The DaVinci project brings together mathematicians and engineers to study systems that can be modeled by Differential Algebraic Inequalities and Differential Complementarity Problems. The goal is to develop a set of mathematical and computational tools broadly applicable to multiple engineering disciplines, including robotics, manufacturing, chemical processes, hydraulic processes, avionics, intelligent highways, and automotive systems.

This project develops algorithms to recognize human activity from unsupervised video streams. Detection and classification address multiple levels of abstraction, including limb tracking, human identification, gesture recognition, and activity inference. The ultimate goal is to develop computational algorithms to understand human behavior in video.

Control and decision-making for independent legged robotic agents.

This research develops methodology and software for deploying multiple autonomous robots in an unstructured and unknown environment. Its framework of supervised autonomy enables both deliberate and reactive behavior for the robots during autonomous operation as they adapt to their environment and learn new tasks. It also permits a human to dynamically reprogram the robots by teleoperation. Applications span reconnaissance, surveillance, target acquisition, and removal of explosive ordnance.
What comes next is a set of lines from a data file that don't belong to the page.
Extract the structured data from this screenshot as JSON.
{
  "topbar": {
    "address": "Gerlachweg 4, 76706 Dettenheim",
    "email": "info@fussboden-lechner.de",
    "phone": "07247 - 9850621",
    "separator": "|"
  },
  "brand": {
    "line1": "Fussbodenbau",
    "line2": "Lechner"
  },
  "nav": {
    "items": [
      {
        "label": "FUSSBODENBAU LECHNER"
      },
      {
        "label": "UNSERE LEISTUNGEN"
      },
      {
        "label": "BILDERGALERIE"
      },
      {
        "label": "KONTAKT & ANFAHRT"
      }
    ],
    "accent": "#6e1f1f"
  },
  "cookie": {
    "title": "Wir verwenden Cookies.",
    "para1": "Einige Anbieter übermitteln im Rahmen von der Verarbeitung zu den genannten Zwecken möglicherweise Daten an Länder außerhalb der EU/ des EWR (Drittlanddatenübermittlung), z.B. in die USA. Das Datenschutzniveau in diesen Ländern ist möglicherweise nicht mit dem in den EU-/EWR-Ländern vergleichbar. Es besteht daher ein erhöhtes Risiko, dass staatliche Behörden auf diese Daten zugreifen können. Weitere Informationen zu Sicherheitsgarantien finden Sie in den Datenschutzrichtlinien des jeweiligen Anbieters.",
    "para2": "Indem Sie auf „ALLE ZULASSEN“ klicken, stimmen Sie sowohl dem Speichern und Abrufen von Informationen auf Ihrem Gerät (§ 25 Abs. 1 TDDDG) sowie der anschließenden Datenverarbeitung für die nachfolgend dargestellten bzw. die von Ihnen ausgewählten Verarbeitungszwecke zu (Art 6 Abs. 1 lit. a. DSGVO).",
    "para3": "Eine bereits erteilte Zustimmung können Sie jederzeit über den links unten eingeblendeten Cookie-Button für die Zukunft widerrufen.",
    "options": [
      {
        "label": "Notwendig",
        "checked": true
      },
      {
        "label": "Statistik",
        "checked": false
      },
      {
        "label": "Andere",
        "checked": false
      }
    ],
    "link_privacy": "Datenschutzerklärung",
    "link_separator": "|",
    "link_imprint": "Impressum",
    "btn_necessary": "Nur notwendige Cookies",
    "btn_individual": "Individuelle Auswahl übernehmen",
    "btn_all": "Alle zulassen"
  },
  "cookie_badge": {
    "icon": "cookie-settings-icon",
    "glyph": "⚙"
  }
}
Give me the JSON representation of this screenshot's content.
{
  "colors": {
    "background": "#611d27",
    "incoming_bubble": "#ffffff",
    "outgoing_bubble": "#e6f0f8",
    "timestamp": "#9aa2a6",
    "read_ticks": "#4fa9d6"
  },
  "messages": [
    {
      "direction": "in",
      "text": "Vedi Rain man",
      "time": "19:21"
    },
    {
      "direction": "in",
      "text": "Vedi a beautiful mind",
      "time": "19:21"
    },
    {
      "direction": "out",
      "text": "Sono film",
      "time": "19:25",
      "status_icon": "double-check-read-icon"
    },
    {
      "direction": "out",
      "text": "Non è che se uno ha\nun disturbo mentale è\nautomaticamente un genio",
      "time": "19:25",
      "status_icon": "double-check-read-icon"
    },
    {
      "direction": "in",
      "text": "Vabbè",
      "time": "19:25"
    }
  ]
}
In this work we employ epipolar plane image analysis to recover the positions of edge features in the scene. Once we have recovered the positions of these salient points we can use a morphing technique to synthesize new views of the scene.

Omnidirectional vision systems can provide panoramic alertness in surveillance, improve navigational capabilities, and produce panoramic images for multimedia.

This project is an effort at the GRASP Laboratory to develop a new technology in the form of a smart wheelchair. This device is equipped with a virtual interface and on-board cameras that enable the subject to navigate on the ground by interacting with the virtual system interface or use one of the built-in control algorithms.

This project dealt with the problem of recovering models of articulated figures, including humans, from single snapshots acquired with an uncalibrated camera. The resulting reconstruction algorithm can be used to recover stick figure models from newspaper photos or web site photos. It has also been used to recover models of moving figures from short video sequences.

Tele-Immersion will enable users at geographically distributed sites to collaborate in real time in a shared, environment as if they were in the same physical room. This new paradigm for human-computer interaction is the ultimate synthesis of networking and media technologies.

The main motivation for the project is to develop cooperative behavior for between unmanned aerial vehicles and or ground vehicles at the GRASP Lab. Another motivation is to develop control algorithms methodologies to allow the aircraft to form a part of a heterogeneous robot team including ground and other aerial vehicles and perform mission tasks at higher levels.

A method for estimating the trajectory of a moving camera and the appearance of a scene from omnidirectional video sequences has been developed. The end result of our procedure is an omnidirectional video sequence where each frame is augmented with pose information and a sparse 3D model of the scene.